Duration of untreated psychosis and its relationship to clinical outcome*

ROSS M.G. NORMAN, PhD

Departments of Psychiatry and Epidemiology and Biostatistics, University of Western Ontario, London, Ontario, Canada

SHÔN W. LEWIS, FRCPsych and MAX MARSHALL, MD, MRCPsych

School of Psychiatry and Behavioural Sciences, University of Manchester, Manchester, UK

Correspondence: Ross M.G. Norman, Room 113B, WMCH Building, 392 South Street, London, Ontario N6A 4G5, Canada. E-mail: rnorman{at}uwo.ca

Declaration of interest None.

* Based on a paper presented at the Third International Early Psychosis Conference, Copenhagen, Denmark, September 2002.

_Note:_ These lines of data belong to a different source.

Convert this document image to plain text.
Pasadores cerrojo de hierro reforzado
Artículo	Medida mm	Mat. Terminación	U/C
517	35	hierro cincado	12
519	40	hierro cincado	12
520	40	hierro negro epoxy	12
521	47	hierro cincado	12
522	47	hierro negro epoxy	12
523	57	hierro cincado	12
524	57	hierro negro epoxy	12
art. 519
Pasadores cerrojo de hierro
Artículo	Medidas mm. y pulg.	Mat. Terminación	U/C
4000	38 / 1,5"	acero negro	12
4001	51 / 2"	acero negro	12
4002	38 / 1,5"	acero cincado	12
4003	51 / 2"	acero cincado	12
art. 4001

1 We have omitted deHaan et al (2000) from our discussion because they relied entirely on reports solicited through a questionnaire in a monthly magazine for relatives of patients with schizophrenia. Such a procedure appears to allow little confidence in comparable standards for estimation being used across cases.

Background A major reason for interest in early intervention for psychotic disorders is the hypothesised relationship between longer duration of untreated psychosis (DUP) and poorer outcome of treatment.

Aims To critically examine the evidence concerning DUP being related to treatment outcome and possible mediators of any such relationship.

Method A systematic review of studies in which DUP is assessed and its relationship to treatment outcome is examined. In addition, studies relevant to possible neurotoxic effects of DUP were reviewed.

Results The research is entirely of a correlational nature and, therefore, firm conclusions regarding causation are not possible. There is, however, substantial evidence of DUP being an independent predictor of treatment outcome, particularly remission of positive symptoms, over the first year or so of treatment. Findings regarding the possible neurotoxic effects of DUP are inconsistent.

Conclusions There continues to be evidence consistent with DUP influencing aspects of treatment outcome. Non-correlational studies, such as quasi-experimental designs, could provide stronger evidence regarding causality.